Ella set up the meeting for me with Provo, the unofficial leader of the miners at Gallenhurst. I have no idea why they smuggled me into his tiny, dirty cabin on the mine campus. Why not conduct the meeting somewhere else? Did they want to impress me with the skills of the Underground to smuggle people? All my hopes are pegged on this O-30 miner. Looking around Provo's dirt floor cabin I'm not confident this guy is the answer.

I can't sit still, my hands are sweating. This place is barely livable. An overturned box is in the center of the one room cabin with a copy of the Octavo placed precisely in the middle. Where does Provo sleep? The walls are paper thin, lashed together from branches and leaves and castaway plywood. There is a white paste that fills in the gaps. The roof is made of dirt and straw. A heavy smell of wet soil permeates the room.

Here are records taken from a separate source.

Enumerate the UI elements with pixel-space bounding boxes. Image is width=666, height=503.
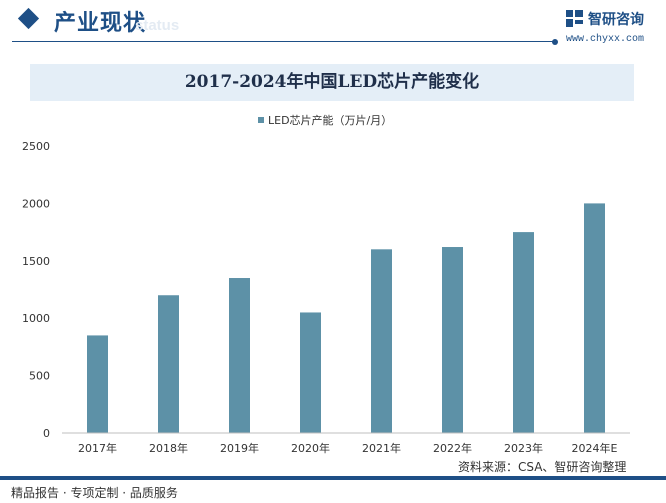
x-tick-label: 2020年 xyxy=(291,441,330,455)
bar xyxy=(513,232,534,433)
data-source: 资料来源：CSA、智研咨询整理 xyxy=(455,458,630,475)
legend-label: LED芯片产能（万片/月） xyxy=(268,113,392,127)
bar xyxy=(371,249,392,433)
header-divider-dot xyxy=(552,39,558,45)
header-divider xyxy=(12,41,556,42)
y-tick-label: 2500 xyxy=(22,140,50,153)
bar-chart: LED芯片产能（万片/月） 0 500 1000 1500 2000 2500 2017年… xyxy=(22,113,630,455)
footer-divider xyxy=(0,476,666,480)
x-tick-label: 2021年 xyxy=(362,441,401,455)
bar xyxy=(584,203,605,433)
y-tick-label: 1500 xyxy=(22,255,50,268)
y-axis: 0 500 1000 1500 2000 2500 xyxy=(22,140,50,440)
footer-slogan: 精品报告 · 专项定制 · 品质服务 xyxy=(11,486,178,500)
x-tick-label: 2019年 xyxy=(220,441,259,455)
brand-url: www.chyxx.com xyxy=(566,34,645,45)
y-tick-label: 500 xyxy=(29,370,50,383)
x-tick-label: 2017年 xyxy=(78,441,117,455)
y-tick-label: 2000 xyxy=(22,197,50,210)
y-tick-label: 0 xyxy=(43,427,50,440)
x-axis: 2017年 2018年 2019年 2020年 2021年 2022年 2023年 2024年… xyxy=(78,441,618,455)
chart-legend: LED芯片产能（万片/月） xyxy=(258,113,392,127)
bar xyxy=(442,247,463,433)
bar xyxy=(229,278,250,433)
x-tick-label: 2018年 xyxy=(149,441,188,455)
zhiyan-logo-icon xyxy=(566,10,583,27)
bar-series xyxy=(87,203,605,433)
bar xyxy=(87,335,108,433)
x-tick-label: 2024年E xyxy=(572,441,618,455)
x-tick-label: 2023年 xyxy=(504,441,543,455)
y-tick-label: 1000 xyxy=(22,312,50,325)
section-ghost-text: status xyxy=(135,17,180,34)
bar xyxy=(158,295,179,433)
section-title: 产业现状 xyxy=(54,11,147,36)
chart-title-band: 2017-2024年中国LED芯片产能变化 xyxy=(30,64,634,101)
x-tick-label: 2022年 xyxy=(433,441,472,455)
legend-swatch xyxy=(258,117,264,123)
bar xyxy=(300,312,321,433)
chart-title: 2017-2024年中国LED芯片产能变化 xyxy=(184,72,480,92)
brand-name: 智研咨询 xyxy=(588,12,644,28)
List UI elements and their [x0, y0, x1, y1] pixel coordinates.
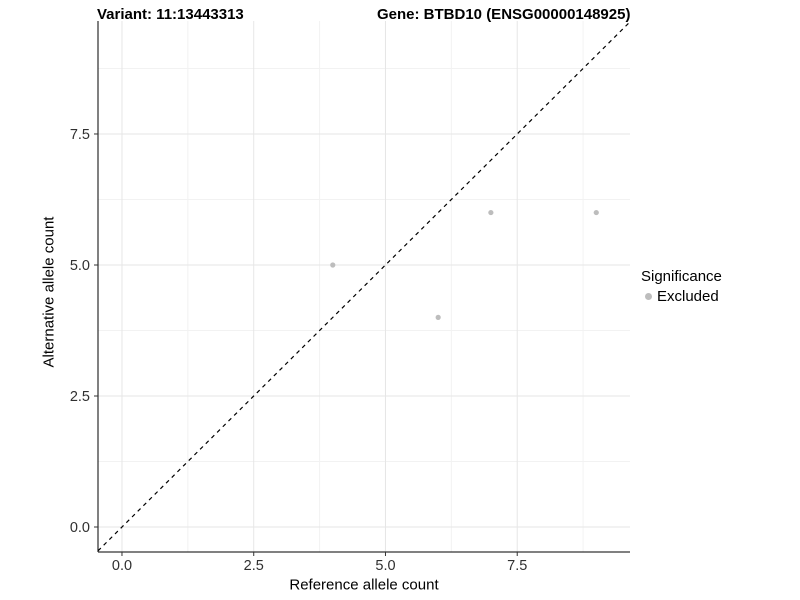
data-point [488, 209, 494, 216]
y-tick-label: 2.5 [70, 389, 90, 405]
identity-line [97, 21, 631, 552]
x-tick-label: 5.0 [375, 558, 395, 574]
y-tick-label: 0.0 [70, 520, 90, 536]
plot-title-variant: Variant: 11:13443313 [97, 6, 244, 23]
x-tick-label: 0.0 [112, 558, 132, 574]
data-point [435, 314, 441, 320]
legend-item-label: Excluded [657, 288, 719, 305]
plot-panel: 0.0 2.5 5.0 7.5 0.0 2.5 5.0 7.5 [70, 21, 631, 574]
y-tick-label: 7.5 [70, 127, 90, 143]
data-point [330, 262, 336, 268]
legend-key-circle-icon [645, 293, 652, 300]
legend-item-excluded: Excluded [641, 288, 722, 305]
legend: Significance Excluded [641, 268, 722, 305]
x-axis-title: Reference allele count [289, 576, 439, 594]
plot-title-gene: Gene: BTBD10 (ENSG00000148925) [377, 6, 631, 23]
y-axis-title: Alternative allele count [40, 216, 58, 368]
legend-title: Significance [641, 268, 722, 285]
x-tick-label: 7.5 [507, 558, 527, 574]
y-tick-label: 5.0 [70, 258, 90, 274]
data-point [593, 209, 599, 216]
x-tick-label: 2.5 [244, 558, 264, 574]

I look out the window and see six men lifting a stretcher out of the mine shaft. The men are shirtless with grim faces, their t-shirts completely cover a body. They struggle to keep the stretcher upright on the uneven ground. A slight dip causes the load to shift and a hand flops out. The hand is missing the thumb. I press my face to the window and I can see that the thumb is hanging by a single tendon six inches from the hand. There are gray hairs on the back of the hand. The thumb bobs up and down on the tendon. The man had a big nose; the protruding outline clearly visible under the t-shirts. One of the shirtless men realizes the hand has come loose and forces it under the T-shirts.

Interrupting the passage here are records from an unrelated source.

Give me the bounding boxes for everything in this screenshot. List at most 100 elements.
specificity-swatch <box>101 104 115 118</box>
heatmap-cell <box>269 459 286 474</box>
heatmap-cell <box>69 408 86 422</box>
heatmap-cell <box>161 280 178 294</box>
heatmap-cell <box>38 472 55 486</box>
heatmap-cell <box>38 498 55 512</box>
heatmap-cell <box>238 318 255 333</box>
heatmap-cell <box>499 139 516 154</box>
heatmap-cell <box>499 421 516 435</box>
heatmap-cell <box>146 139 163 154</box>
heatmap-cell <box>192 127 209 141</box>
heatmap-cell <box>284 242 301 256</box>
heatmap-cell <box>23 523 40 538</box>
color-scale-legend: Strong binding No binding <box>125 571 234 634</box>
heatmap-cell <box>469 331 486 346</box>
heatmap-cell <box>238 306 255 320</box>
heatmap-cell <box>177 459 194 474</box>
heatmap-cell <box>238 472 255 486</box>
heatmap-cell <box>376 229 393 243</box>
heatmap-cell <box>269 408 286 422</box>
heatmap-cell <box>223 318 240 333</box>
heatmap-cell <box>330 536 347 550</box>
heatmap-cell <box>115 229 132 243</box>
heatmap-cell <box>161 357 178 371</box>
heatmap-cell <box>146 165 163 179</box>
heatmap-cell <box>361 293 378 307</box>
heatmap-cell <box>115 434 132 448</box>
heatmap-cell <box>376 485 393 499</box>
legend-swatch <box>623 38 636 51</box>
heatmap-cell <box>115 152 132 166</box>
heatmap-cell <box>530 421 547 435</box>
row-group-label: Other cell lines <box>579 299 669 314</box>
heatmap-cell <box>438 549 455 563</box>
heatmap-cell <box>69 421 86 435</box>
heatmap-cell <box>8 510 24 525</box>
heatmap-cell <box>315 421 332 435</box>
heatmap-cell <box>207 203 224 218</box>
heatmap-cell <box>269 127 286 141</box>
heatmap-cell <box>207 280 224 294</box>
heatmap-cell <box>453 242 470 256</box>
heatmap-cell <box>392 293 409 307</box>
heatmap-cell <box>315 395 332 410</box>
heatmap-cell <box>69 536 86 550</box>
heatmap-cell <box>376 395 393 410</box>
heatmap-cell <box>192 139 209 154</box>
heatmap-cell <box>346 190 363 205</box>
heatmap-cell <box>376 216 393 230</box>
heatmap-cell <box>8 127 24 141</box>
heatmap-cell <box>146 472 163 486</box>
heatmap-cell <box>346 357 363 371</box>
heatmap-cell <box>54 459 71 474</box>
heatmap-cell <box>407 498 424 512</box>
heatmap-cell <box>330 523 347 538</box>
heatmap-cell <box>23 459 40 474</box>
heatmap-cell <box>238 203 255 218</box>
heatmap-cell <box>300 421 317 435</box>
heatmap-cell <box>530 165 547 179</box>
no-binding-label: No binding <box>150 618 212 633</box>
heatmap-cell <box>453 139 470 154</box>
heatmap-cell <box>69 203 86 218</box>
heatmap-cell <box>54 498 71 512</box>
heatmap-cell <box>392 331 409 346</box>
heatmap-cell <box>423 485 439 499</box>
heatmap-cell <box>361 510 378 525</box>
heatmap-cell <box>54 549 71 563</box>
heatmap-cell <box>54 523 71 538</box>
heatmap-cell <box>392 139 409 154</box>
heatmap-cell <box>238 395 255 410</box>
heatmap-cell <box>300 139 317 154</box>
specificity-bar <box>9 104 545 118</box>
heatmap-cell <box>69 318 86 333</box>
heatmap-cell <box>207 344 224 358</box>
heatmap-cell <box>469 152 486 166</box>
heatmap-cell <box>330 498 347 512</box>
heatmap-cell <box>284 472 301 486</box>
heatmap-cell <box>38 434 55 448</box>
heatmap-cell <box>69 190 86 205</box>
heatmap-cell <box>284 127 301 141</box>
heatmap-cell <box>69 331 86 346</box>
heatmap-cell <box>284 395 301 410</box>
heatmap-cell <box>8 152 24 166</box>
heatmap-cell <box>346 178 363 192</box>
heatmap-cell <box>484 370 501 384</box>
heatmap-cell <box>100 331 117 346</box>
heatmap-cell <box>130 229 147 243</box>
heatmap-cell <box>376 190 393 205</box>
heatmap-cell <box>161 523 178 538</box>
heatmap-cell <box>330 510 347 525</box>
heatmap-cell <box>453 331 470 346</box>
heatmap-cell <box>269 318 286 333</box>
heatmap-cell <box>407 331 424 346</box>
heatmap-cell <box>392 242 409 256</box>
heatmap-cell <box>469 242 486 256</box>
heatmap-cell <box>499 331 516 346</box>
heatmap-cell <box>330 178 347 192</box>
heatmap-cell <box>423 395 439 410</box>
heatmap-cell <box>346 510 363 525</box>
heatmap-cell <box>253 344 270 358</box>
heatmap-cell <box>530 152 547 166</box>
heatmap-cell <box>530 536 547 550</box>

Provo is holding one end of the stretcher, he talks to the man beside him. That man shifts to take the full load and Provo walks to the cabin. He has a slim build, short dark brown hair and medium height. I pull the dirty gray curtain closed and sit on a wooden chair in front of the table made out of a box. The chair looks like the only piece of furniture that is solid. It has a thick square back and the wooden arms are wide. A wooden bench with three legs is propped up beside the door. Bricks piled on top of one another take the place of the missing leg. A small dented white refrigerator is tucked into a corner; it makes an irregular hum.

Provo enters and sits on the wooden bench, "I saw you looking out the window."

"How did he die?" I say.

"He died mining the red rock to keep you citizens cool up above."

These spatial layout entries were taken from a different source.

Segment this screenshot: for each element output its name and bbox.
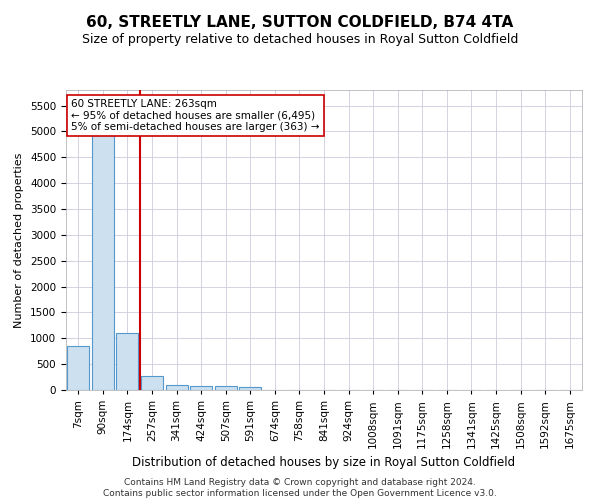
Bar [215, 386, 237, 390]
Text: Size of property relative to detached houses in Royal Sutton Coldfield: Size of property relative to detached ho… [82, 32, 518, 46]
Bar [190, 386, 212, 390]
Bar [239, 387, 262, 390]
Text: 60, STREETLY LANE, SUTTON COLDFIELD, B74 4TA: 60, STREETLY LANE, SUTTON COLDFIELD, B74… [86, 15, 514, 30]
Bar [141, 376, 163, 390]
Bar [116, 333, 139, 390]
Text: 60 STREETLY LANE: 263sqm
← 95% of detached houses are smaller (6,495)
5% of semi: 60 STREETLY LANE: 263sqm ← 95% of detach… [71, 99, 320, 132]
Bar [67, 346, 89, 390]
Y-axis label: Number of detached properties: Number of detached properties [14, 152, 25, 328]
X-axis label: Distribution of detached houses by size in Royal Sutton Coldfield: Distribution of detached houses by size … [133, 456, 515, 469]
Bar [92, 106, 114, 390]
Bar [166, 385, 188, 390]
Text: Contains HM Land Registry data © Crown copyright and database right 2024.
Contai: Contains HM Land Registry data © Crown c… [103, 478, 497, 498]
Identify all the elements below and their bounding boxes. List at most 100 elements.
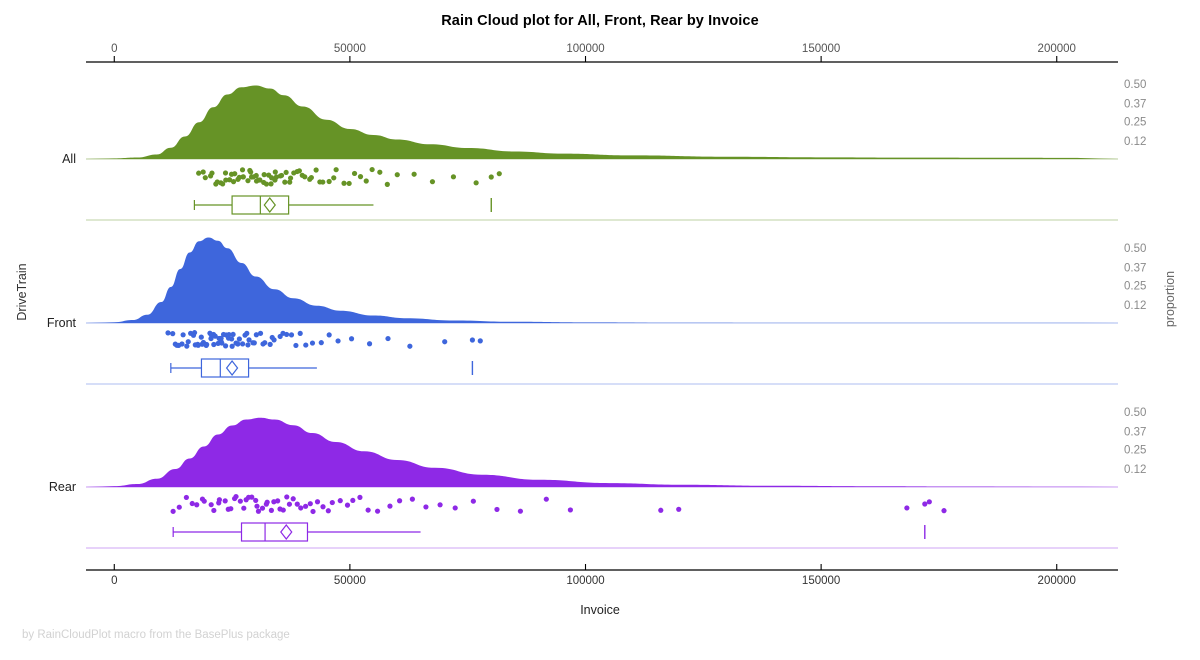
data-point (326, 332, 332, 338)
proportion-tick-label: 0.25 (1124, 281, 1146, 293)
proportion-tick-label: 0.12 (1124, 300, 1146, 312)
data-point (293, 342, 299, 349)
data-point (350, 497, 356, 504)
data-point (387, 503, 393, 509)
data-point (222, 343, 229, 349)
proportion-tick-label: 0.12 (1124, 464, 1146, 476)
data-point (235, 341, 241, 347)
data-point (496, 171, 502, 177)
category-label-all: All (62, 152, 76, 166)
data-point (229, 336, 235, 342)
data-point (267, 341, 273, 347)
data-point (183, 494, 189, 501)
bottom-axis-tick-label: 200000 (1038, 575, 1076, 587)
data-point (377, 169, 383, 175)
data-point (185, 339, 191, 345)
box (200, 358, 250, 378)
data-point (331, 175, 337, 181)
data-point (384, 181, 390, 187)
data-point (254, 503, 260, 509)
proportion-tick-label: 0.50 (1124, 79, 1146, 91)
data-point (170, 331, 176, 337)
data-point (296, 168, 302, 174)
category-label-rear: Rear (49, 480, 76, 494)
data-point (240, 341, 246, 347)
data-point (196, 170, 202, 176)
data-point (337, 498, 343, 504)
top-axis-tick-label: 100000 (566, 43, 604, 55)
data-point (208, 502, 214, 508)
data-point (344, 502, 351, 508)
data-point (284, 494, 290, 500)
data-point (517, 508, 524, 514)
data-point (273, 174, 280, 180)
data-point (363, 178, 369, 184)
data-point (241, 505, 247, 511)
data-point (333, 167, 339, 173)
data-point (211, 507, 217, 514)
data-point (255, 508, 262, 514)
data-point (257, 177, 263, 183)
data-point (259, 505, 266, 511)
data-point (191, 330, 198, 336)
data-point (219, 340, 225, 346)
proportion-tick-label: 0.25 (1124, 117, 1146, 129)
data-point (262, 340, 268, 346)
data-point (222, 170, 229, 176)
proportion-tick-label: 0.37 (1124, 263, 1146, 275)
data-point (229, 343, 235, 349)
data-point (411, 171, 417, 177)
data-point (494, 506, 500, 513)
data-point (302, 174, 308, 180)
data-point (211, 341, 217, 348)
category-label-front: Front (47, 316, 77, 330)
data-point (297, 330, 303, 337)
data-point (246, 337, 252, 343)
data-point (288, 332, 295, 338)
data-point (216, 497, 223, 503)
data-point (473, 180, 479, 186)
data-point (222, 498, 228, 504)
data-point (249, 494, 255, 500)
data-point (348, 336, 355, 342)
data-point (264, 499, 270, 505)
data-point (232, 171, 238, 177)
footnote: by RainCloudPlot macro from the BasePlus… (22, 629, 290, 641)
mean-diamond-marker (280, 524, 293, 540)
data-point (194, 502, 200, 508)
data-point (941, 508, 947, 514)
data-point (423, 504, 429, 510)
data-point (198, 334, 204, 340)
data-point (286, 501, 293, 507)
data-point (244, 330, 250, 336)
data-point (351, 170, 358, 177)
bottom-axis-tick-label: 50000 (334, 575, 366, 587)
data-point (283, 169, 289, 176)
data-point (320, 179, 326, 185)
data-point (298, 505, 304, 511)
data-point (407, 343, 413, 349)
data-point (477, 338, 483, 344)
data-point (676, 506, 682, 512)
data-point (335, 338, 341, 344)
data-point (245, 178, 251, 184)
data-point (257, 330, 264, 336)
data-point (567, 507, 573, 513)
data-point (226, 177, 233, 183)
proportion-tick-label: 0.37 (1124, 427, 1146, 439)
proportion-tick-label: 0.25 (1124, 445, 1146, 457)
density-curve-all (86, 85, 1118, 159)
data-point (176, 504, 182, 510)
data-point (261, 171, 267, 178)
top-axis-tick-label: 50000 (334, 43, 366, 55)
page-title: Rain Cloud plot for All, Front, Rear by … (441, 13, 759, 29)
data-point (284, 331, 290, 338)
data-point (437, 502, 443, 508)
proportion-tick-label: 0.50 (1124, 407, 1146, 419)
data-point (248, 169, 254, 175)
data-point (290, 496, 296, 502)
data-point (180, 332, 186, 338)
data-point (310, 508, 316, 515)
data-point (253, 332, 259, 338)
data-point (226, 331, 232, 338)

The emotions are raw. This meeting is not getting off to a good start.

Provo says, "You people up above know nothing of what we O-30s endure."

"I'm sorry."
After a few moments Provo speaks, "Taylon was a good man. Seventy-four years old. Had arthritis in those big mitts of his but he mined the red rock good. Sliced himself today. Yaz made him keep working. Near middle of shift he collapsed, probably the heat. Yaz kept us working till shift's end. Didn't want to lose production of thallamite. Just another day in the mines."

I can feel the rage about the death, but also the acceptance that this is something that happens every day.

Provo says, "That's the life for someone who clacks over age thirty. You stay in the mine until you die. Taylon was down there thirty-nine years."

"Can you help me escape Brehn?"

Provo says, "A man has worked his whole life below ground. He's dead and you can't spare him a minute. All you want to know is how you can be saved."

Provo is mocking me but I'm not ashamed. I'm here for me. If Provo can help me, great, if not, I'm going to find someone who can. Getting out of Brehn is the first step to getting home.

Provo looks at me and nods, "We all have our problems. You in no way played a part in Taylon's death. I was shaken by my loss. To answer your question, I can make you disappear."